My sense that truth and knowledge are situated in one’s culture, history, language, and personal history comes from Heidegger. I also take from Heidegger my sense of “phenomenological truth,” which takes truth as being the ways the world shows itself to us, rather than as an inner mental representation that accords with an outer reality. This is core to Heidegger and phenomenology. There are many ways in which we enable the world to show itself to us, including science, religion and art. Those ways have their own forms and rules (as per Wittgenstein). They are genuinely ways of knowing the world, not mere “games.” Nor are the truths these engagements reveal “pictures of reality” (to use Quentin’s phrase). They are — and I’m sorry to get all Heideggerian on you again — ways of being in the world. We live them. They are engaged, embodied truths, not mere representations or cognitions.

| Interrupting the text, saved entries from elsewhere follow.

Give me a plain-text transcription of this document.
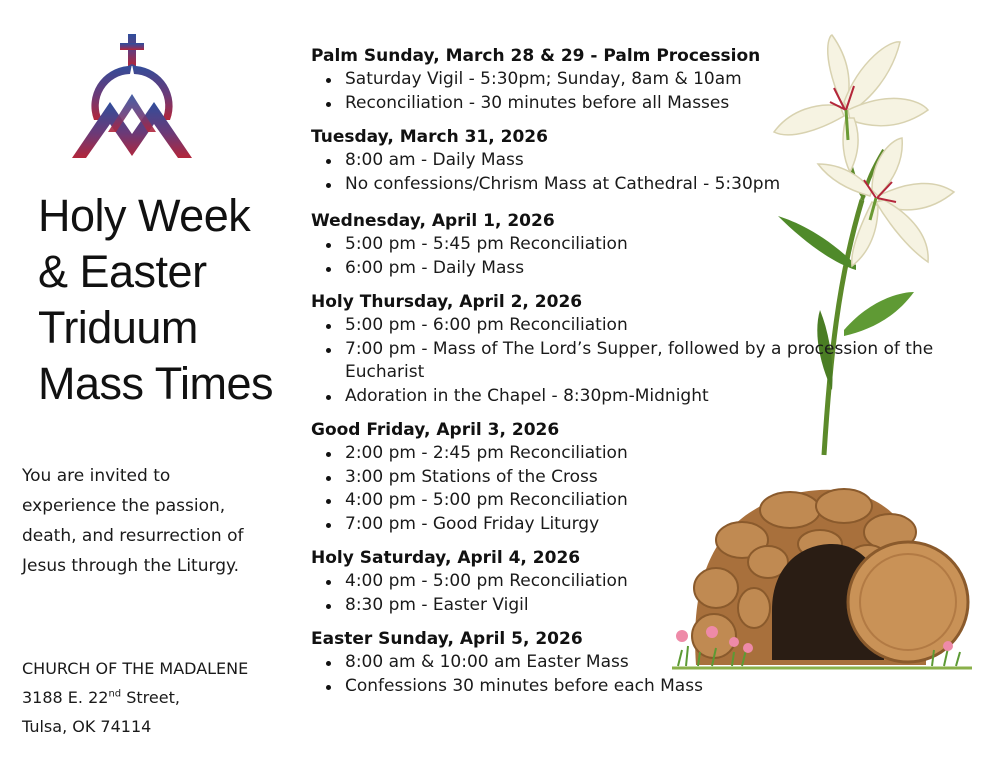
Holy Week
& Easter
Triduum
Mass Times
You are invited to
experience the passion,
death, and resurrection of
Jesus through the Liturgy.
CHURCH OF THE MADALENE
3188 E. 22nd Street,
Tulsa, OK 74114
Palm Sunday, March 28 & 29 - Palm Procession
Saturday Vigil - 5:30pm; Sunday, 8am & 10am
Reconciliation - 30 minutes before all Masses
Tuesday, March 31, 2026
8:00 am - Daily Mass
No confessions/Chrism Mass at Cathedral - 5:30pm
Wednesday, April 1, 2026
5:00 pm - 5:45 pm Reconciliation
6:00 pm - Daily Mass
Holy Thursday, April 2, 2026
5:00 pm - 6:00 pm Reconciliation
7:00 pm - Mass of The Lord’s Supper, followed by a procession of the Eucharist
Adoration in the Chapel - 8:30pm-Midnight
Good Friday, April 3, 2026
2:00 pm - 2:45 pm Reconciliation
3:00 pm Stations of the Cross
4:00 pm - 5:00 pm Reconciliation
7:00 pm - Good Friday Liturgy
Holy Saturday, April 4, 2026
4:00 pm - 5:00 pm Reconciliation
8:30 pm - Easter Vigil
Easter Sunday, April 5, 2026
8:00 am & 10:00 am Easter Mass
Confessions 30 minutes before each Mass
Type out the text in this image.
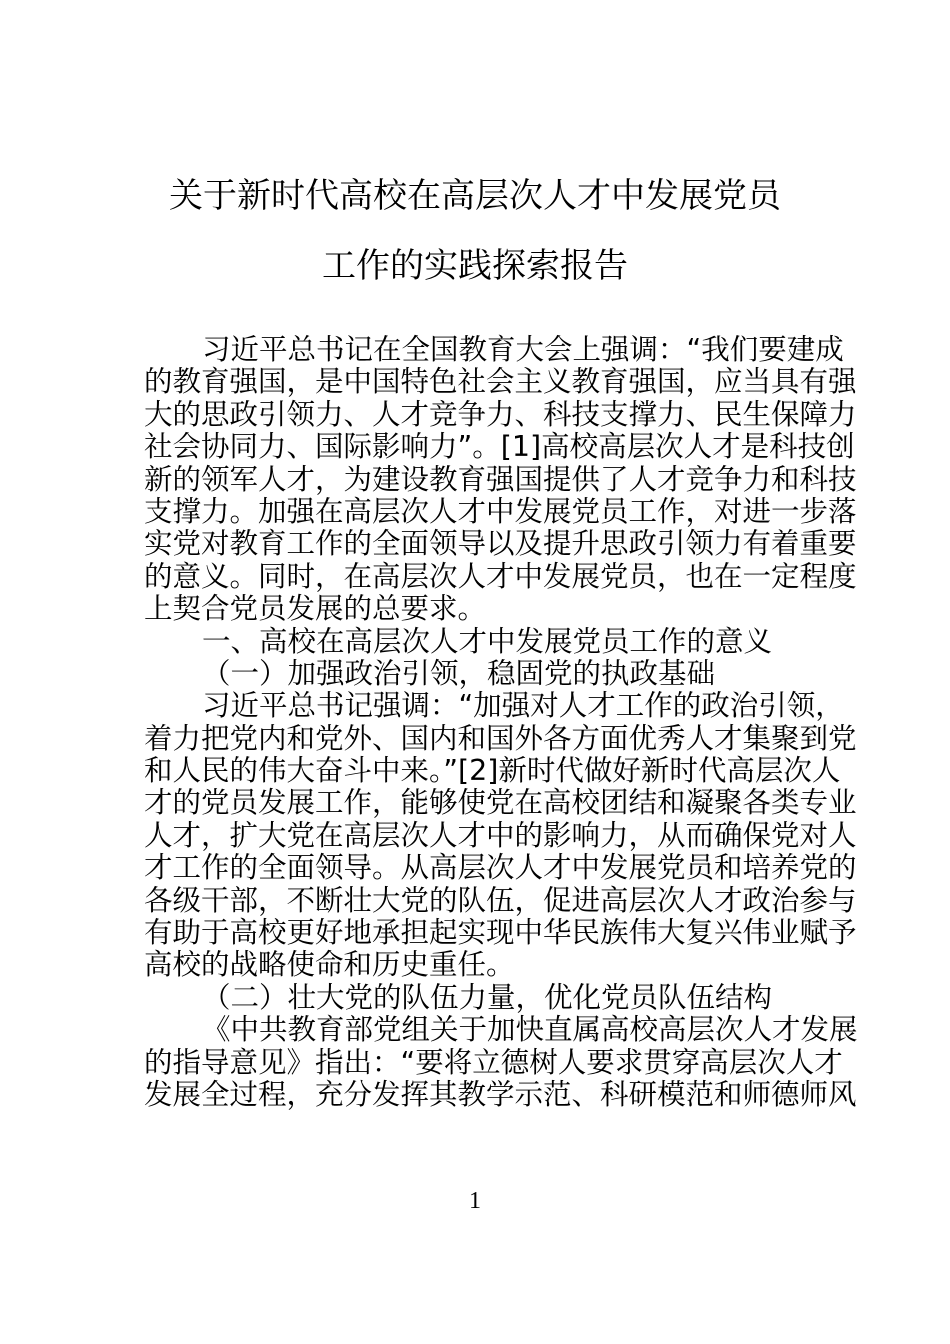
关于新时代高校在高层次人才中发展党员
工作的实践探索报告
习近平总书记在全国教育大会上强调：“我们要建成
的教育强国，是中国特色社会主义教育强国，应当具有强
大的思政引领力、人才竞争力、科技支撑力、民生保障力
社会协同力、国际影响力”。[1]高校高层次人才是科技创
新的领军人才，为建设教育强国提供了人才竞争力和科技
支撑力。加强在高层次人才中发展党员工作，对进一步落
实党对教育工作的全面领导以及提升思政引领力有着重要
的意义。同时，在高层次人才中发展党员，也在一定程度
上契合党员发展的总要求。
一、高校在高层次人才中发展党员工作的意义
（一）加强政治引领，稳固党的执政基础
习近平总书记强调：“加强对人才工作的政治引领，
着力把党内和党外、国内和国外各方面优秀人才集聚到党
和人民的伟大奋斗中来。”[2]新时代做好新时代高层次人
才的党员发展工作，能够使党在高校团结和凝聚各类专业
人才，扩大党在高层次人才中的影响力，从而确保党对人
才工作的全面领导。从高层次人才中发展党员和培养党的
各级干部，不断壮大党的队伍，促进高层次人才政治参与
有助于高校更好地承担起实现中华民族伟大复兴伟业赋予
高校的战略使命和历史重任。
（二）壮大党的队伍力量，优化党员队伍结构
《中共教育部党组关于加快直属高校高层次人才发展
的指导意见》指出：“要将立德树人要求贯穿高层次人才
发展全过程，充分发挥其教学示范、科研模范和师德师风
1
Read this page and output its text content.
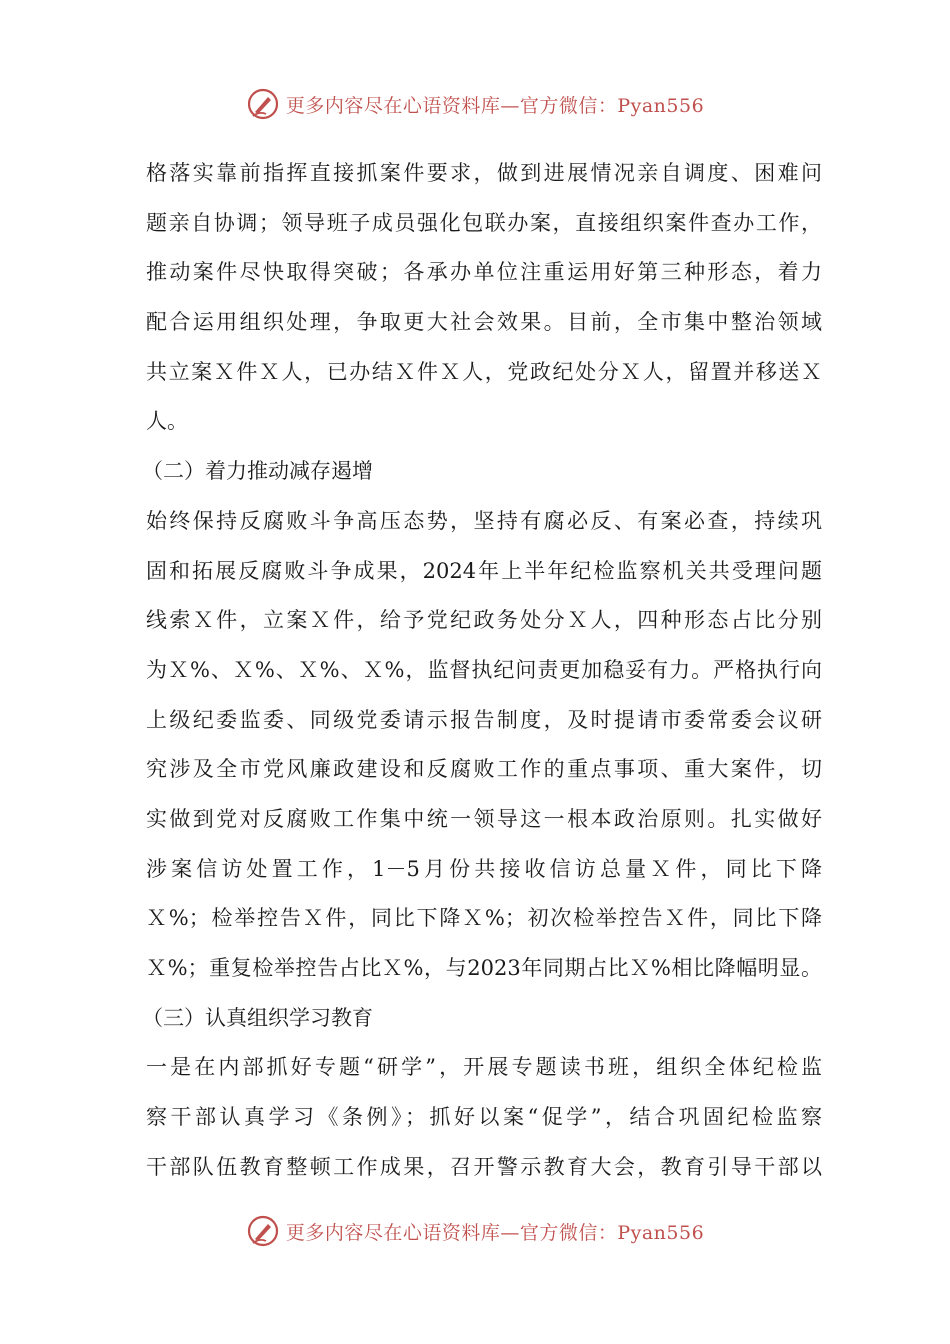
更多内容尽在心语资料库—官方微信：Pyan556
格落实靠前指挥直接抓案件要求，做到进展情况亲自调度、困难问
题亲自协调；领导班子成员强化包联办案，直接组织案件查办工作，
推动案件尽快取得突破；各承办单位注重运用好第三种形态，着力
配合运用组织处理，争取更大社会效果。目前，全市集中整治领域
共立案Ｘ件Ｘ人，已办结Ｘ件Ｘ人，党政纪处分Ｘ人，留置并移送Ｘ
人。
（二）着力推动减存遏增
始终保持反腐败斗争高压态势，坚持有腐必反、有案必查，持续巩
固和拓展反腐败斗争成果，2024年上半年纪检监察机关共受理问题
线索Ｘ件，立案Ｘ件，给予党纪政务处分Ｘ人，四种形态占比分别
为Ｘ%、Ｘ%、Ｘ%、Ｘ%，监督执纪问责更加稳妥有力。严格执行向
上级纪委监委、同级党委请示报告制度，及时提请市委常委会议研
究涉及全市党风廉政建设和反腐败工作的重点事项、重大案件，切
实做到党对反腐败工作集中统一领导这一根本政治原则。扎实做好
涉案信访处置工作，1－5月份共接收信访总量Ｘ件，同比下降
Ｘ%；检举控告Ｘ件，同比下降Ｘ%；初次检举控告Ｘ件，同比下降
Ｘ%；重复检举控告占比Ｘ%，与2023年同期占比Ｘ%相比降幅明显。
（三）认真组织学习教育
一是在内部抓好专题“研学”，开展专题读书班，组织全体纪检监
察干部认真学习《条例》；抓好以案“促学”，结合巩固纪检监察
干部队伍教育整顿工作成果，召开警示教育大会，教育引导干部以
更多内容尽在心语资料库—官方微信：Pyan556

So, yes, I am among the many who have abandoned the idea of Truth as an inner representation of an outer reality from which we are so essentially detached that some of the greatest philosophers in the West have had to come up with psychotic theories to explain how we can know our world at all. (Leibniz, Spinoza, and Descartes, you know who I’m talking about.) But I have not abandoned the idea that the world is one way and not another. I have not abandoned the idea that beliefs can seem right but be wrong. I have not abandoned the importance of facts and evidence within many crucial discourses. Nor have I abandoned the idea that it is supremely important to learn how the world is. In fact, I may have said in the talk, and do say (I think) in the book that networked knowledge is becoming more like how scientists have understood knowledge for generations now.

So, for me the choice isn’t between eternal verities that are independent of all lived historial situations and the chaos of no truth at all. We can’t get outside of our situation, but that’s ok because truth and knowledge are only possible within a situation. If the Net’s properties are closer to the truth of our human condition than, say, broadcast’s properties were, that truth of our human condition itself is situated in a particular historical-cultural moment. That does not lift the obligation on us poor humans beings to try to understand, cherish, and engage with our world as truthfully as we possibly can.

But the main thing is, no, I don’t think the Net is ruining everything, and I am (overall) thrilled to see how the Net is transforming knowledge.